Novices will be on the ergs on Tuesday morning. Experienced rowers will do some form of outdoor running/House of Victory/The 300.
There is also a small group of novice rowers meeting at Leander Boat Club at 4PM for some work in the rowing tank. You know who you are after this morning’s practice. To get to Leander, go to the foot of Bay St., turn left on Leander Dr. and go to the end circle. Leander is the yellow building on your right. Note that if you are doing the tank session on Tuesday afternoon, then you do not have to attend practice on Tuesday morning at the school. Moving forward, we will be rotating groups through the tank through the Fall and winter on Monday and Tuesday afternoons. This is a FANTASTIC way to learn the rowing stroke before we go on the water in the spring, and will narrow the gap considerably with the west coast crews, who are able to row on the water year round.

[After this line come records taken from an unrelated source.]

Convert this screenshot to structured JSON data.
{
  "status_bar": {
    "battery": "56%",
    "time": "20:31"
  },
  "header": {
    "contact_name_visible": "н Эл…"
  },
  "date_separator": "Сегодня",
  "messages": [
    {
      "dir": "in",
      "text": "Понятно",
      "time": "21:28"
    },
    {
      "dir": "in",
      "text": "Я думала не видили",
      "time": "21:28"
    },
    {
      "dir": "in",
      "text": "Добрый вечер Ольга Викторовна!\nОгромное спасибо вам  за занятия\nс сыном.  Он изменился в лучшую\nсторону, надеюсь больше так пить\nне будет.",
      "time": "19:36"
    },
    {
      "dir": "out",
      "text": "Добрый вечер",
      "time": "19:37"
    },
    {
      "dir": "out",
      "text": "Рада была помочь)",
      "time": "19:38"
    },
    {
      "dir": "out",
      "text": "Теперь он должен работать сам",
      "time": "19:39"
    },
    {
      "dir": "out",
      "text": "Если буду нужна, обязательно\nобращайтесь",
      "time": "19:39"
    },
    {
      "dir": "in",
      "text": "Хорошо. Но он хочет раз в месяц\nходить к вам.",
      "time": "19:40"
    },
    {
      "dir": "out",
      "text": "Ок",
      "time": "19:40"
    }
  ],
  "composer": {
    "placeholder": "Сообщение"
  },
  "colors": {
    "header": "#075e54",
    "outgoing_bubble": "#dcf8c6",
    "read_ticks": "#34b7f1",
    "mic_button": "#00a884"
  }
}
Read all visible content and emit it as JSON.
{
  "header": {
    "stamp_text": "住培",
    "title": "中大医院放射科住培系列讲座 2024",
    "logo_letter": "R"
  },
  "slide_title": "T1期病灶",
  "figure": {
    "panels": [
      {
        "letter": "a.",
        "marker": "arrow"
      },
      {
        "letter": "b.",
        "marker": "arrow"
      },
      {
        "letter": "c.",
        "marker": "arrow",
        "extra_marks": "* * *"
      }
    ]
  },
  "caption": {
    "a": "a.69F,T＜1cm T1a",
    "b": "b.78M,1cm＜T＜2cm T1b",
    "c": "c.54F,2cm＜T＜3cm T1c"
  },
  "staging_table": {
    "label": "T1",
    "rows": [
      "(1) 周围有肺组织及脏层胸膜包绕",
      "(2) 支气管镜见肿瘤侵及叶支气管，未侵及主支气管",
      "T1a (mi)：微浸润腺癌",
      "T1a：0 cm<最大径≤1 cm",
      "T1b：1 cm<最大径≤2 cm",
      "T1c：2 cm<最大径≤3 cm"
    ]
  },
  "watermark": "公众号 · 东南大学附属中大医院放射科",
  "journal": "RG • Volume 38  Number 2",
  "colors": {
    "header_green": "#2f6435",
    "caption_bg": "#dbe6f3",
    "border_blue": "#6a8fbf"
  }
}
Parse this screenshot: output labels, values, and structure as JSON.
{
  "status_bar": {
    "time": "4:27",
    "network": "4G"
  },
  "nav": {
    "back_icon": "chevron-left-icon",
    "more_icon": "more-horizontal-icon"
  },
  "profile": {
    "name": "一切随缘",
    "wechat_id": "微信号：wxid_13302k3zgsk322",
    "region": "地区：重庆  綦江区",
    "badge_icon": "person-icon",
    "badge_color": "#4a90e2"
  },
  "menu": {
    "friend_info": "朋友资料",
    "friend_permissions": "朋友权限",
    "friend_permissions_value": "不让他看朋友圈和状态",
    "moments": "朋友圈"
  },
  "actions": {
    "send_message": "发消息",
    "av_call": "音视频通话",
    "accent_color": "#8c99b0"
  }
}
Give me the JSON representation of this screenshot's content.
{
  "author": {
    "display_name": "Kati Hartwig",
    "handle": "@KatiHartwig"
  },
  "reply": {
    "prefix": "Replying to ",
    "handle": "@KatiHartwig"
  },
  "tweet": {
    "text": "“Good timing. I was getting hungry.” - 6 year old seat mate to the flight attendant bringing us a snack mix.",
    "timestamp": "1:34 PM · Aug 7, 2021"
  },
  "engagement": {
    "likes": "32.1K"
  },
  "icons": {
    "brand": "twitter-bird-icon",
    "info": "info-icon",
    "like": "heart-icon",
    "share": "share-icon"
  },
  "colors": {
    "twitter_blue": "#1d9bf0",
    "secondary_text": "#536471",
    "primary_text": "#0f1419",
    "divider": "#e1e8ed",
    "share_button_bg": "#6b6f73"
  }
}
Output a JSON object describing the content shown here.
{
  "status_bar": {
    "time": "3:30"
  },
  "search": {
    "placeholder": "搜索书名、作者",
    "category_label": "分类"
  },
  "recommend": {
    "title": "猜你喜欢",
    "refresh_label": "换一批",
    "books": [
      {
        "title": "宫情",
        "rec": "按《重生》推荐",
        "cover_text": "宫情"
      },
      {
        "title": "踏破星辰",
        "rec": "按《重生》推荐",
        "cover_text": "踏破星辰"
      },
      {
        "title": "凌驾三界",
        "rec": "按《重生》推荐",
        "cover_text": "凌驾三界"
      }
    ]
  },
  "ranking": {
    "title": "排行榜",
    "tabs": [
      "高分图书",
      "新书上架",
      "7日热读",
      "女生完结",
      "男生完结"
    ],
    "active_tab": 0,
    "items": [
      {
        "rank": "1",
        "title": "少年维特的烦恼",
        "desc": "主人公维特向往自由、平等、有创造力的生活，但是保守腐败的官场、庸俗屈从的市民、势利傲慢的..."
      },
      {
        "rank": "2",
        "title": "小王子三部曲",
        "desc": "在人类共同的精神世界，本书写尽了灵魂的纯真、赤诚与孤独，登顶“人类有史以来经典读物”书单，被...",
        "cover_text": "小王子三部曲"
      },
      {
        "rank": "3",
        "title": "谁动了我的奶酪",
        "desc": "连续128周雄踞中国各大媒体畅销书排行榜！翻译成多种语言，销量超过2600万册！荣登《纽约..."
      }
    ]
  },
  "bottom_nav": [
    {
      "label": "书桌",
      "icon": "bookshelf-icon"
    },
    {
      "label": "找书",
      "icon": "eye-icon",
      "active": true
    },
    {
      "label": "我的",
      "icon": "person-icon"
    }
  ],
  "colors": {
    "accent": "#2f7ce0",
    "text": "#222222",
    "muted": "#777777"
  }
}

Lastly, I’m cutting and pasting part of an article on rhythmic breathing and how it is SO important for rowing, running, and any aerobic work that we do. Elevating your heart rate and then sustaining that pace is important, but you will find that once you establish that rhythmic breathing pattern, you will be able to sustain your activity for MUCH longer.
On the subject of a rower’s breathing rhythm, the Concept2 website offers a clear and practical description, pointing out that as the intensity of rowing increases, rowers will generally begin to take two breaths instead of just one per stroke:
“During high intensity rowing, exhale as you finish the drive. During the recovery, inhale, then exhale quickly. Inhale again just before the catch.”
The timing at both ends of the stroke are not simply arbitrary. The breath in before the catch creates an increase in intraabdominal pressure, which in turn improves power application on the drive. “More intraabdominal pressure at the start of the catch gives you better stability of the spine,” Arend says. “Exhaling at the end of the stroke is where we use our abdominal muscles anyway and abdominal muscles are involved in exhalation.”
Fortunately, “the optimal breathing rhythm usually comes naturally,” says Arend. “It is dependent on the athlete, the intensity of the rowing, the tempo, etc.” It is only if a rower feels that their breathing is restricted at any point that Arend suggests taking a closer look to “analyse what type of breathing rhythm they use.”